Proper waste management has been vital since humans began living in permanent settlements. Before there were regular waste management services, it was common for people to throw their garbage and human waste out of their doors or windows and let it decompose in the street. The resulting filth caused stench, harbored rats and other pests, led to contaminated water supplies, and perpetuated human disease.
Around 3000 B.C., to prevent such problems, people in Crete created the first urban garbage dump. They dug large holes where garbage was dumped. Around 500 B.C., the Athenians institutionalized similar techniques by banning the dumping of refuse in the city streets and mandating that waste be deposited no less than one mile outside the city of Athens. Unfortunately, these enlightened policies didn't survive the fall of Rome, and during the Middle Ages in Europe, people resorted to throwing their wastes out the door or window. The resulting filth was responsible for the bubonic plague, cholera and typhoid fever that killed millions of people in Europe during this time.
Keeping streets clean became a priority for modern cities. Benjamin Franklin led a movement to petition the Pennsylvania Assembly to stop commercial waste dumping inside Philadelphia. He also is credited with organizing the first public street cleaning in the city.
In 1842, a British government report linked disease to filthy environmental conditions. Historians suggest that this period in history ushered in the modern “age of sanitation.” Within a couple decades, England was systemically incinerating much of its waste. In the United States, the first garbage incinerator was built on Governor's Island in New York in 1885. During this time, in Europe, the United States and other parts of the developed world, more organized waste collection and landfilling programs were established in urban areas.

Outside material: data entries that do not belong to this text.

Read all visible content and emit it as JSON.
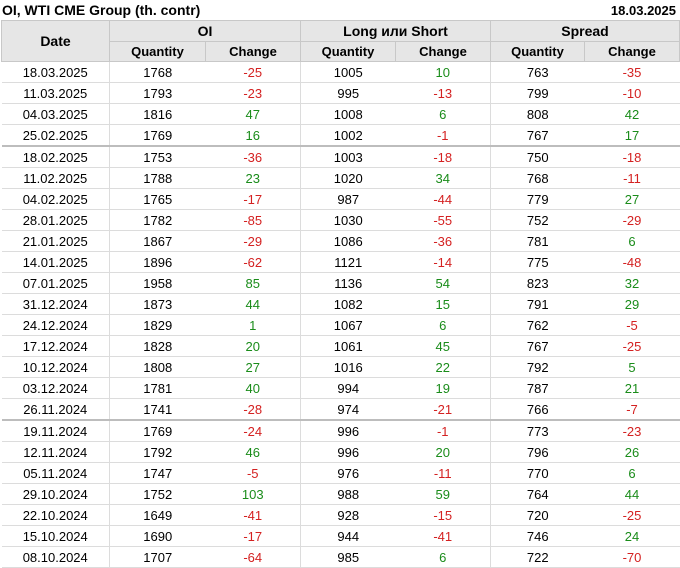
{
  "header": {
    "title": "OI, WTI CME Group (th. contr)",
    "date": "18.03.2025"
  },
  "columns": {
    "date": "Date",
    "groups": [
      "OI",
      "Long или Short",
      "Spread"
    ],
    "quantity": "Quantity",
    "change": "Change"
  },
  "colors": {
    "positive": "#1a8c1a",
    "negative": "#d42121"
  },
  "rows": [
    [
      "18.03.2025",
      "1768",
      "-25",
      "1005",
      "10",
      "763",
      "-35"
    ],
    [
      "11.03.2025",
      "1793",
      "-23",
      "995",
      "-13",
      "799",
      "-10"
    ],
    [
      "04.03.2025",
      "1816",
      "47",
      "1008",
      "6",
      "808",
      "42"
    ],
    [
      "25.02.2025",
      "1769",
      "16",
      "1002",
      "-1",
      "767",
      "17"
    ],
    [
      "18.02.2025",
      "1753",
      "-36",
      "1003",
      "-18",
      "750",
      "-18"
    ],
    [
      "11.02.2025",
      "1788",
      "23",
      "1020",
      "34",
      "768",
      "-11"
    ],
    [
      "04.02.2025",
      "1765",
      "-17",
      "987",
      "-44",
      "779",
      "27"
    ],
    [
      "28.01.2025",
      "1782",
      "-85",
      "1030",
      "-55",
      "752",
      "-29"
    ],
    [
      "21.01.2025",
      "1867",
      "-29",
      "1086",
      "-36",
      "781",
      "6"
    ],
    [
      "14.01.2025",
      "1896",
      "-62",
      "1121",
      "-14",
      "775",
      "-48"
    ],
    [
      "07.01.2025",
      "1958",
      "85",
      "1136",
      "54",
      "823",
      "32"
    ],
    [
      "31.12.2024",
      "1873",
      "44",
      "1082",
      "15",
      "791",
      "29"
    ],
    [
      "24.12.2024",
      "1829",
      "1",
      "1067",
      "6",
      "762",
      "-5"
    ],
    [
      "17.12.2024",
      "1828",
      "20",
      "1061",
      "45",
      "767",
      "-25"
    ],
    [
      "10.12.2024",
      "1808",
      "27",
      "1016",
      "22",
      "792",
      "5"
    ],
    [
      "03.12.2024",
      "1781",
      "40",
      "994",
      "19",
      "787",
      "21"
    ],
    [
      "26.11.2024",
      "1741",
      "-28",
      "974",
      "-21",
      "766",
      "-7"
    ],
    [
      "19.11.2024",
      "1769",
      "-24",
      "996",
      "-1",
      "773",
      "-23"
    ],
    [
      "12.11.2024",
      "1792",
      "46",
      "996",
      "20",
      "796",
      "26"
    ],
    [
      "05.11.2024",
      "1747",
      "-5",
      "976",
      "-11",
      "770",
      "6"
    ],
    [
      "29.10.2024",
      "1752",
      "103",
      "988",
      "59",
      "764",
      "44"
    ],
    [
      "22.10.2024",
      "1649",
      "-41",
      "928",
      "-15",
      "720",
      "-25"
    ],
    [
      "15.10.2024",
      "1690",
      "-17",
      "944",
      "-41",
      "746",
      "24"
    ],
    [
      "08.10.2024",
      "1707",
      "-64",
      "985",
      "6",
      "722",
      "-70"
    ]
  ],
  "separator_after_rows": [
    3,
    16
  ]
}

You don't need history books to understand the importance of having your garbage managed. Naples, Italy, has experienced a garbage crisis on and off for almost 14 years, with 10-foot piles of trash festering in the streets. While waste management efforts still rely on incineration and landfilling, technologies continue to evolve. The passage of the U.S. Clean Air Act in 1970 led to the closure of many early incinerators that could not adequately limit air pollution. Modern waste-to-energy plants include pollution controls that remove particulates and reduce gas emissions to minute levels while producing enough electricity to power nearly 1.7 million homes. Similarly, modern landfills differ markedly from early dumps. They are complex enterprises, built with safety and environmental protection in mind, carefully engineered and monitored, managed to minimize odors and pests, and increasingly tapped as sources of energy.

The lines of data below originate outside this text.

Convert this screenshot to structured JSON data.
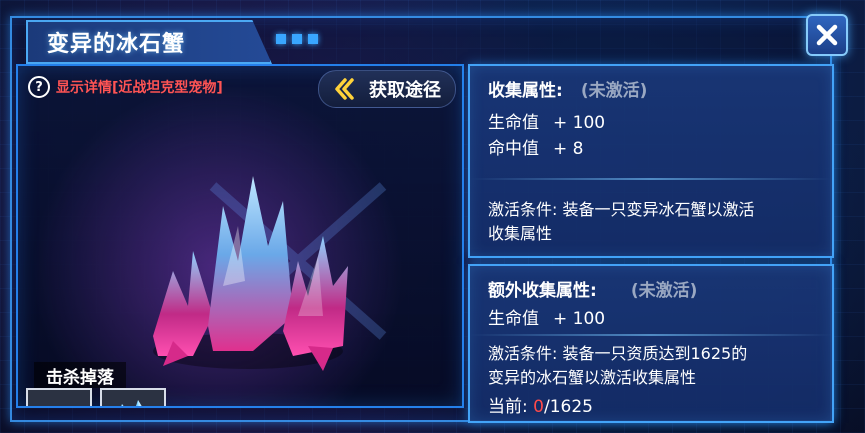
{
  "window": {
    "title": "变异的冰石蟹",
    "close_label": "✕"
  },
  "left_panel": {
    "detail_text": "显示详情[近战坦克型宠物]",
    "source_button_label": "获取途径",
    "drop_label": "击杀掉落",
    "drops": [
      {
        "icon": "meat-icon"
      },
      {
        "icon": "ice-crystal-icon"
      }
    ]
  },
  "collection_attributes": {
    "title": "收集属性:",
    "state": "(未激活)",
    "stats": [
      {
        "name": "生命值",
        "value": "+ 100"
      },
      {
        "name": "命中值",
        "value": "+ 8"
      }
    ],
    "condition_line1": "激活条件: 装备一只变异冰石蟹以激活",
    "condition_line2": "收集属性"
  },
  "extra_collection_attributes": {
    "title": "额外收集属性:",
    "state": "(未激活)",
    "stats": [
      {
        "name": "生命值",
        "value": "+ 100"
      }
    ],
    "condition_line1": "激活条件: 装备一只资质达到1625的",
    "condition_line2": "变异的冰石蟹以激活收集属性",
    "current_label": "当前:",
    "current_value": "0",
    "current_total": "/1625"
  },
  "colors": {
    "accent_blue": "#39a6ff",
    "detail_red": "#ff5454",
    "inactive_gray": "#9aa8c2",
    "progress_red": "#ff4a4a"
  }
}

Recycling has matured quickly compared to other waste technologies. Today, more than 34 percent of U.S. municipal solid waste is recycled or composted, conserving vital resources and energy, and protecting air and water quality.

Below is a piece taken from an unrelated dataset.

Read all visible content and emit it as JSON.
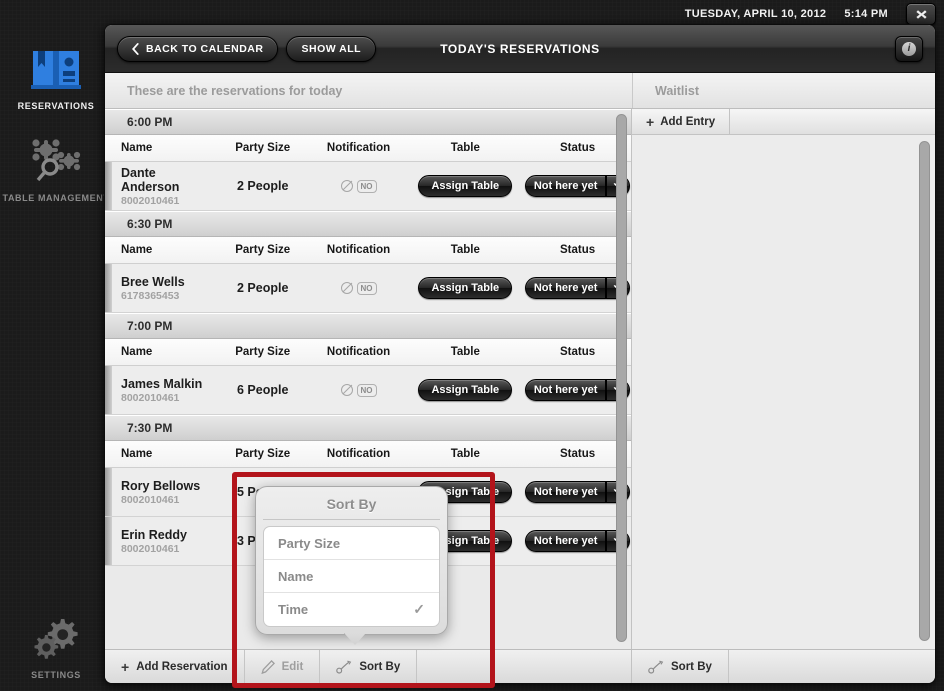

The solid waste industry is leading the response to concerns surrounding climate change. By capturing greenhouse gas (GHG) from landfills, we are using it as a source of renewable and sustainable energy, and reducing our dependence on fossil fuels and foreign oil. As of December 2008, 469 landfill-gas-to-energy projects in 42 states reduced GHG emissions and produced enough energy to power 1.6 million homes. Similarly, new garbage trucks use alternative fuels and are more efficient, reducing fuel consumption and GHG emissions.